Year: 2016 Pages: 6
Wesley supports the claim by Graneau that Ampère’s law is able to account for the phenomenon called ‘Graneau’s exploding wires’, He bases the assumption on the same theoretical model as in an earlier treated case of Ampère’s bridge, where he derives the forces involved within the bridge using Ampère’s law. He also resolves a problem which he claims Graneau has been unable to treat in a satisfactory way: avoiding infinite expressions for the force when two current elements being infinitesimally close to each other are taken into account. Graneau has also assumed the necessity of including a Lorentz force term, in addition to Ampère’s law. The author has, in previous research, proposed Coulomb’s law as responsible for all electromagnetic interaction, thus sidestepping both Ampère’s law and Lorentz’ force law, as in the case of Ampère’s bridge.
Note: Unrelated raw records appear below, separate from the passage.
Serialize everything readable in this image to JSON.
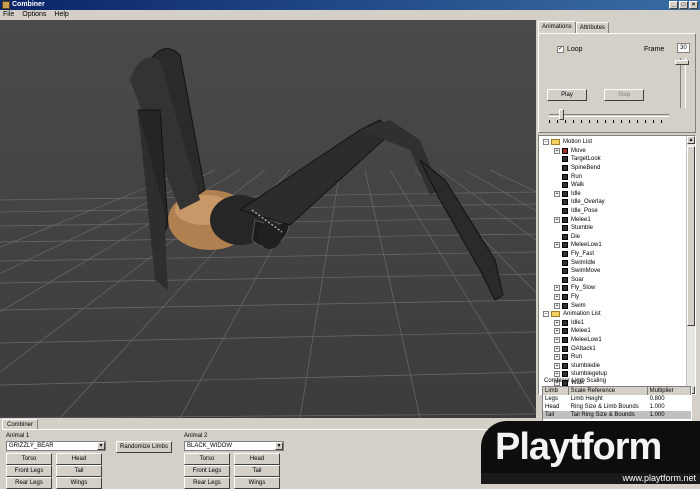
{
  "window": {
    "title": "Combiner",
    "minimize": "_",
    "maximize": "□",
    "close": "×"
  },
  "menu": [
    "File",
    "Options",
    "Help"
  ],
  "tabs": {
    "animations": "Animations",
    "attributes": "Attributes"
  },
  "anim_panel": {
    "loop_label": "Loop",
    "loop_checked": true,
    "loop_mark": "✓",
    "frame_label": "Frame",
    "frame_value": "30",
    "play_label": "Play",
    "stop_label": "Stop"
  },
  "tree": {
    "motion_list": {
      "label": "Motion List",
      "items": [
        {
          "label": "Move",
          "expandable": true,
          "red": true
        },
        {
          "label": "TargetLook",
          "expandable": false
        },
        {
          "label": "SpineBend",
          "expandable": false
        },
        {
          "label": "Run",
          "expandable": false
        },
        {
          "label": "Walk",
          "expandable": false
        },
        {
          "label": "Idle",
          "expandable": true
        },
        {
          "label": "Idle_Overlay",
          "expandable": false
        },
        {
          "label": "Idle_Pose",
          "expandable": false
        },
        {
          "label": "Melee1",
          "expandable": true
        },
        {
          "label": "Stumble",
          "expandable": false
        },
        {
          "label": "Die",
          "expandable": false
        },
        {
          "label": "MeleeLow1",
          "expandable": true
        },
        {
          "label": "Fly_Fast",
          "expandable": false
        },
        {
          "label": "SwimIdle",
          "expandable": false
        },
        {
          "label": "SwimMove",
          "expandable": false
        },
        {
          "label": "Soar",
          "expandable": false
        },
        {
          "label": "Fly_Slow",
          "expandable": true
        },
        {
          "label": "Fly",
          "expandable": true
        },
        {
          "label": "Swim",
          "expandable": true
        }
      ]
    },
    "animation_list": {
      "label": "Animation List",
      "items": [
        {
          "label": "Idle1",
          "expandable": true
        },
        {
          "label": "Melee1",
          "expandable": true
        },
        {
          "label": "MeleeLow1",
          "expandable": true
        },
        {
          "label": "OAttack1",
          "expandable": true
        },
        {
          "label": "Run",
          "expandable": true
        },
        {
          "label": "stumbledie",
          "expandable": true
        },
        {
          "label": "stumblegetup",
          "expandable": true
        },
        {
          "label": "Walk",
          "expandable": true
        }
      ]
    }
  },
  "limb_scaling": {
    "title": "Combiner Limb Scaling",
    "headers": [
      "Limb",
      "Scale Reference",
      "Multiplier"
    ],
    "rows": [
      [
        "Legs",
        "Limb Height",
        "0.800"
      ],
      [
        "Head",
        "Ring Size & Limb Bounds",
        "1.000"
      ],
      [
        "Tail",
        "Tail Ring Size & Bounds",
        "1.000"
      ]
    ]
  },
  "bottom": {
    "tab_label": "Combiner",
    "animal1": {
      "label": "Animal 1",
      "value": "GRIZZLY_BEAR",
      "buttons": [
        "Torso",
        "Head",
        "Front Legs",
        "Tail",
        "Rear Legs",
        "Wings"
      ]
    },
    "randomize_label": "Randomize Limbs",
    "animal2": {
      "label": "Animal 2",
      "value": "BLACK_WIDOW",
      "buttons": [
        "Torso",
        "Head",
        "Front Legs",
        "Tail",
        "Rear Legs",
        "Wings"
      ]
    }
  },
  "watermark": {
    "brand": "Playtform",
    "url": "www.playtform.net"
  },
  "colors": {
    "viewport_bg": "#474747",
    "creature_body": "#2a2a2a",
    "creature_fur": "#b08050",
    "title_bar": "#0a246a"
  }
}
This method appears to be successful also in the case of Graneau’s exploding wires, since the Coulomb force may again be interpreted as in the case of Ampère´s Bridge. As one may conclude from this description, there is deep confusion about which theory is most suitable, and this renders obvious the need for resolving the conflict.
The benefit of both Ampère’s law and Coulomb’s law is that they both imply a force component between collinear currents. However, Coulomb’s law is able to predict the breaking of wires, whereas in the case of Ampère’s law, some still unknown factors need to be defined. A study of experiments being performed during the last decade shows that the focus of interest has moved from the theoretical foundations behind wire breaks to studying effects related to the breaks, especially Z-pinch effects. The ruptures of wires are treated more like empirical facts when applying high enough voltage. The consequence of giving credit to Coulomb’s law in this case will also impact other experiments involving electromagnetic forces, due to the universal nature of Coulomb’s law.